Analisis UU No. 4 Tahun 1998 tentang Pengesahan Perppu Kepailitan
Konteks Historis
-
Krisis Ekonomi 1997-1998:
UU ini lahir di tengah krisis moneter Asia yang melumpuhkan ekonomi Indonesia. Nilai rupiah merosot drastis (dari Rp 2.300/USD menjadi Rp 16.000/USD), banyak perusahaan kolaps, dan utang luar negeri swasta menumpuk (sekitar USD 80 miliar). Pemerintah membutuhkan instrumen hukum cepat untuk menstabilkan sistem keuangan dan menyelamatkan kreditor serta debitor. -
Perppu No. 1 Tahun 1998:
Perppu ini diterbitkan pemerintah pada 22 April 1998 sebagai respons darurat. UU No. 4/1998 kemudian mengesahkannya menjadi undang-undang pada 9 September 1998, mengikuti mandat Pasal 22 UUD 1945 (pra-amandemen) yang mewajibkan pengesahan Perppu oleh DPR.
Perubahan Signifikan dalam Hukum Kepailitan
-
Pembentukan Pengadilan Niaga:
UU ini memperkenalkan Pengadilan Niaga (Pasal 2) sebagai lembaga khusus untuk menangani sengketa kepailitan, menggantikan peran pengadilan umum. Tujuannya mempercepat proses dan meningkatkan kepastian hukum. -
Kriteria Kepailitan yang Lebih Jelas:
Definisi "debitor yang tidak membayar utang" dipertegas (Pasal 1), termasuk batasan waktu pembayaran utang. Ini mencegah penyalahgunaan gugatan kepailitan untuk tujuan spekulatif. -
Hak Kreditor Asing:
UU ini mengakui hak kreditor asing untuk mengajukan permohonan kepailitan, mencerminkan kebutuhan integrasi dengan praktik global selama krisis. -
Penundaan Kewajiban Pembayaran Utang (PKPU):
Mekanisme PKPU (Pasal 212-229) diperkenalkan untuk memberi kesempatan restrukturisasi utang sebelum kepailitan, mengurangi risiko likuidasi massal.

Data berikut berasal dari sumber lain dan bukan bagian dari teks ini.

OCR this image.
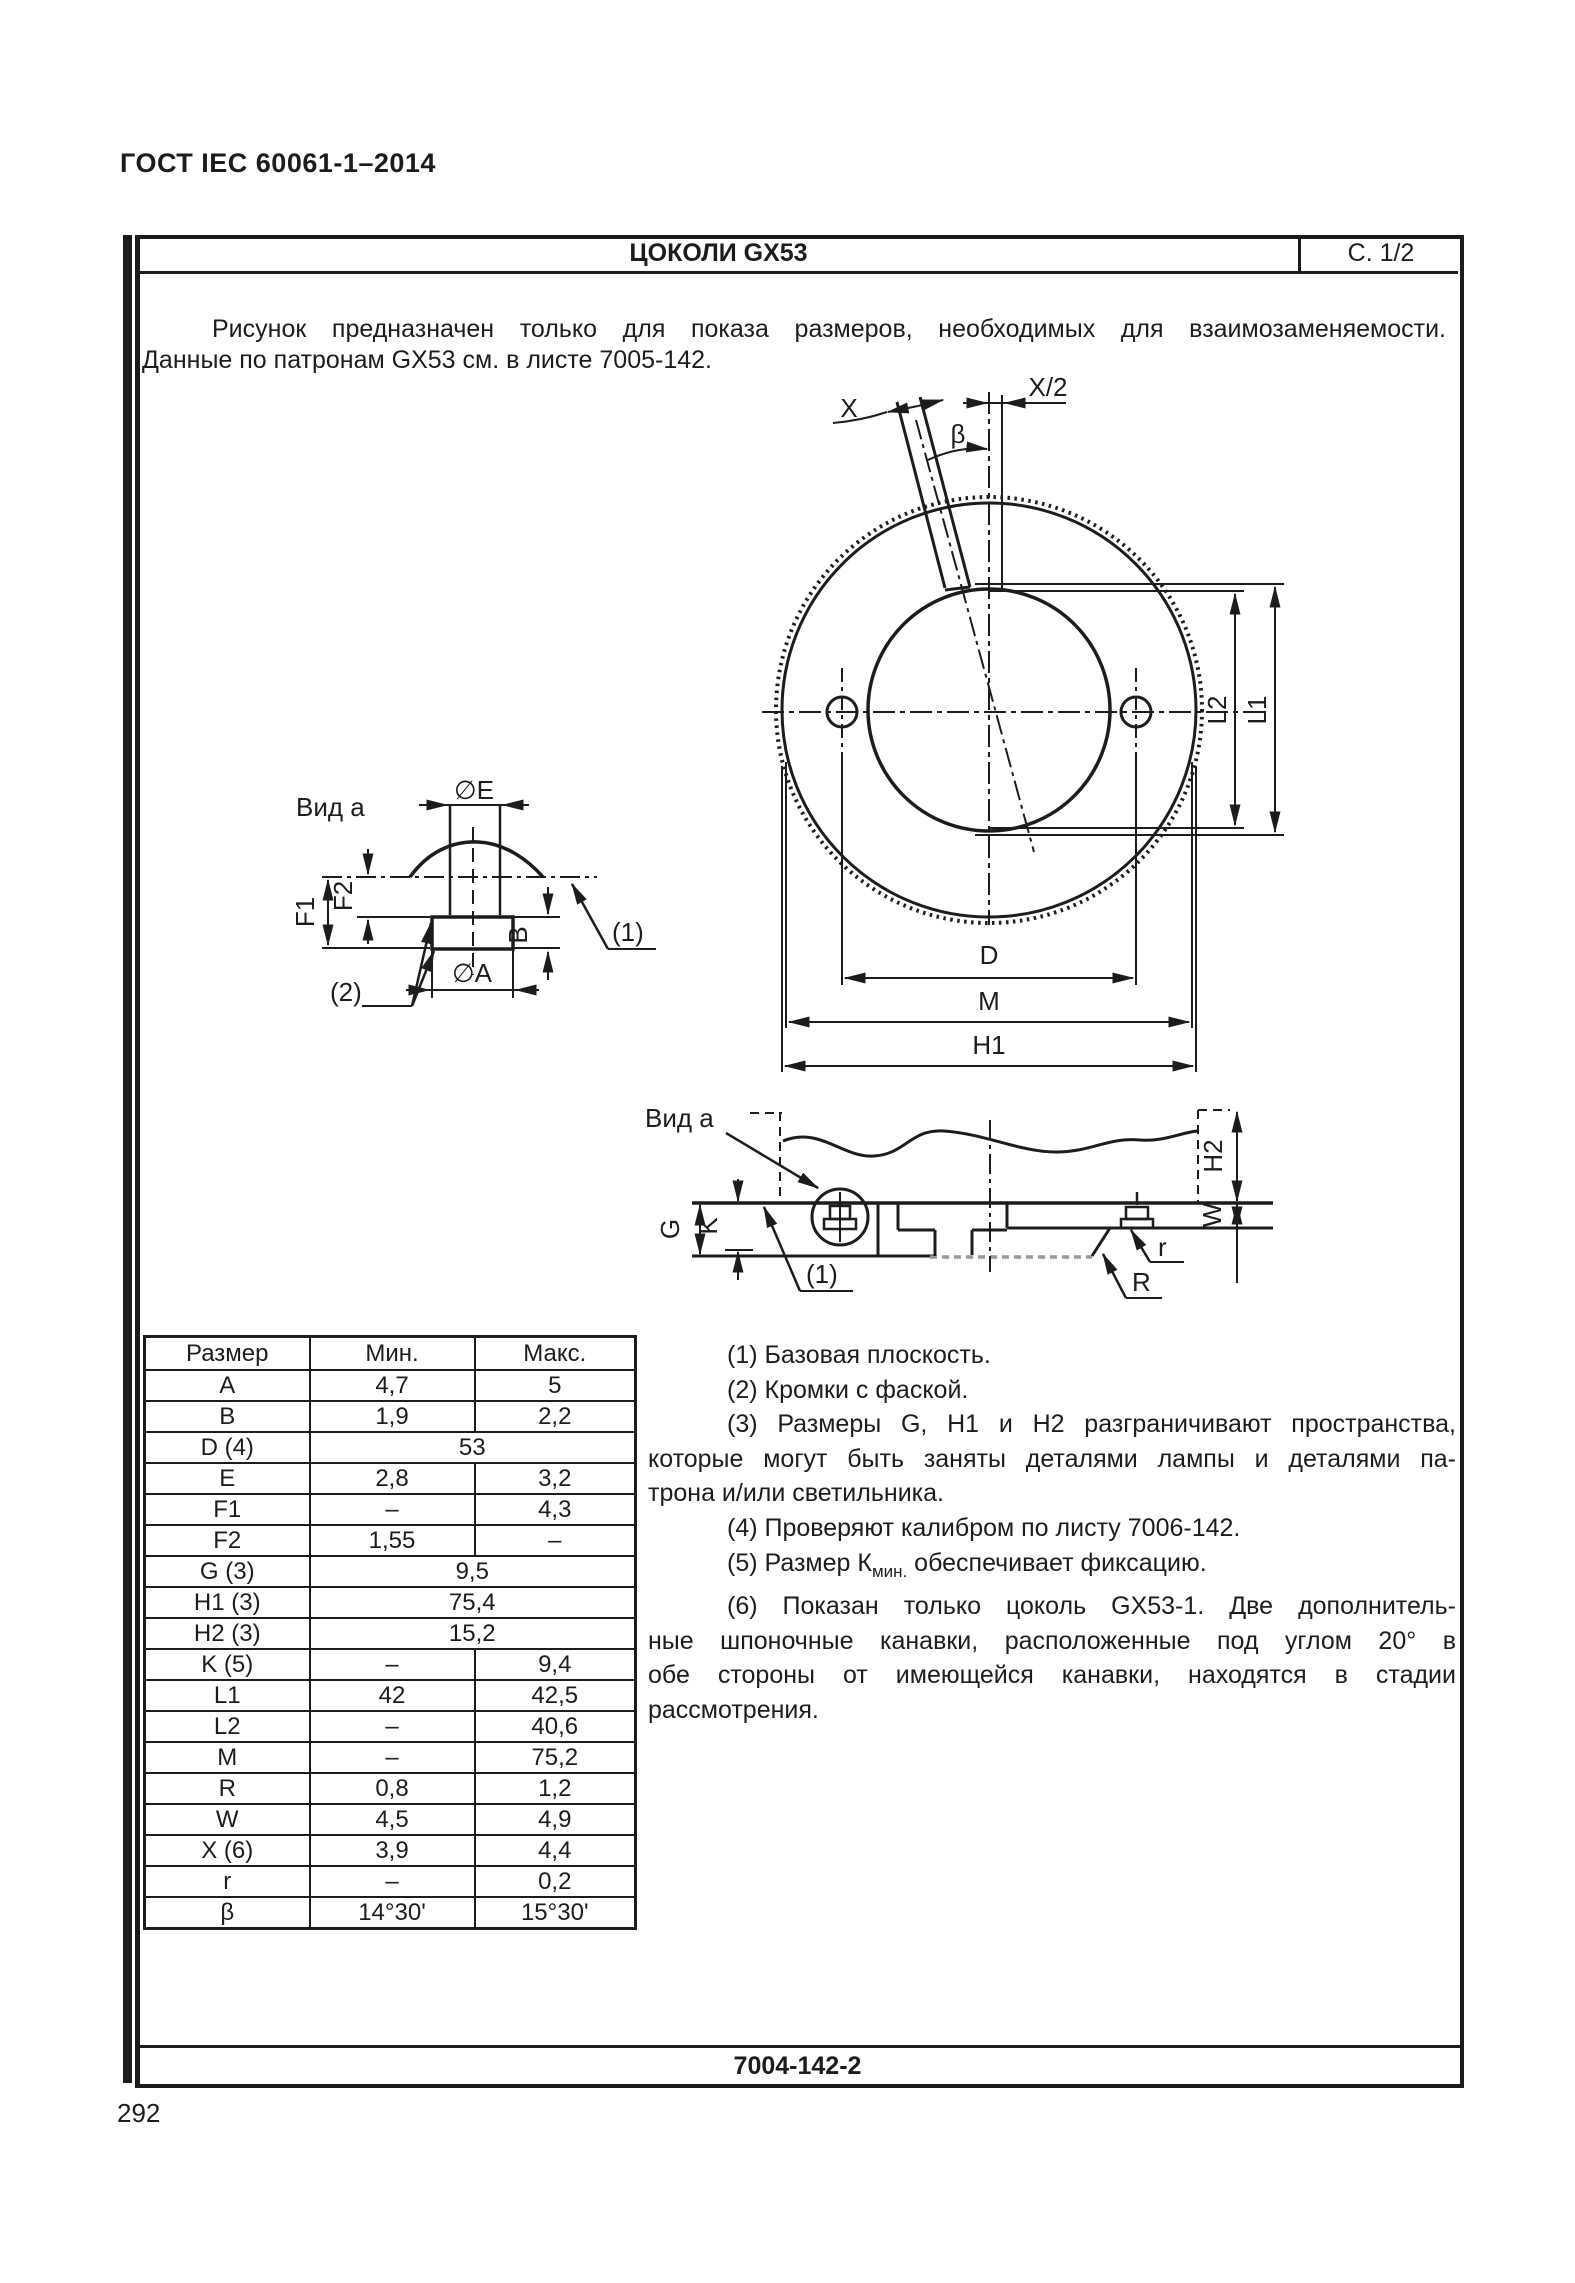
ГОСТ IEC 60061-1–2014
ЦОКОЛИ GX53	С. 1/2
Рисунок предназначен только для показа размеров, необходимых для взаимозаменяемости.
Данные по патронам GX53 см. в листе 7005-142.
X
X/2
β
L2 L1
D
M
H1
Вид а
∅E
F1
F2
B
∅A
(1)
(2)
Вид а
H2
W
G K
r
R
(1)
Размер	Мин.	Макс.
A	4,7	5
B	1,9	2,2
D (4)	53	
E	2,8	3,2
F1	–	4,3
F2	1,55	–
G (3)	9,5	
H1 (3)	75,4	
H2 (3)	15,2	
K (5)	–	9,4
L1	42	42,5
L2	–	40,6
M	–	75,2
R	0,8	1,2
W	4,5	4,9
X (6)	3,9	4,4
r	–	0,2
β	14°30'	15°30'

(1) Базовая плоскость.

(2) Кромки с фаской.

(3) Размеры G, H1 и H2 разграничивают пространства,

которые могут быть заняты деталями лампы и деталями па-

трона и/или светильника.

(4) Проверяют калибром по листу 7006-142.

(5) Размер $К_{мин.}$ обеспечивает фиксацию.

(6) Показан только цоколь GX53-1. Две дополнитель-

ные шпоночные канавки, расположенные под углом 20° в

обе стороны от имеющейся канавки, находятся в стадии

рассмотрения.

7004-142-2
292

Dampak Politik dan Ekonomi
- Reformasi Hukum di Era Transisi:
UU ini menjadi bagian dari paket reformasi hukum ekonomi pasca-Suharto untuk memulihkan kepercayaan investor asing, terutama setelah Indonesia menerima bailout IMF senilai USD 43 miliar. - Kritik dan Kontroversi:
Beberapa pihak menilai UU terlalu pro-kreditor (khususnya asing) dan kurang melindungi debitor lokal. Kasus kepailitan pertama (PT Duta Pertiwi, 1998) menuai polemik karena dianggap tidak adil.
Status saat Ini
UU No. 4/1998 telah dicabut dan diganti oleh UU No. 37 Tahun 2004 tentang Kepailitan dan Penundaan Kewajiban Pembayaran Utang. Perubahan ini memperkuat perlindungan hak debitor, memperbarui mekanisme PKPU, dan menyesuaikan dengan standar internasional (UNCITRAL Model Law on Cross-Border Insolvency).
Catatan Penting
- Perppu sebagai Alat Krisis: Penggunaan Perppu No. 1/1998 menunjukkan kecenderungan pemerintah saat itu untuk menggunakan instrumen darurat dalam menangani krisis, meski berisiko mengabaikan proses legislatif normal.
- Warisan Reformasi: Meski sudah tidak berlaku, UU No. 4/1998 menjadi fondasi modernisasi hukum kepailitan Indonesia, terutama dalam penanganan krisis ekonomi sistematis.
Referensi Tambahan:
- UU No. 37/2004 (https://peraturan.bpk.go.id/Details/38642/uu-no-37-tahun-2004)
- Analisis IMF tentang Reformasi Hukum Indonesia 1998 (IMF Country Report No. 98/124).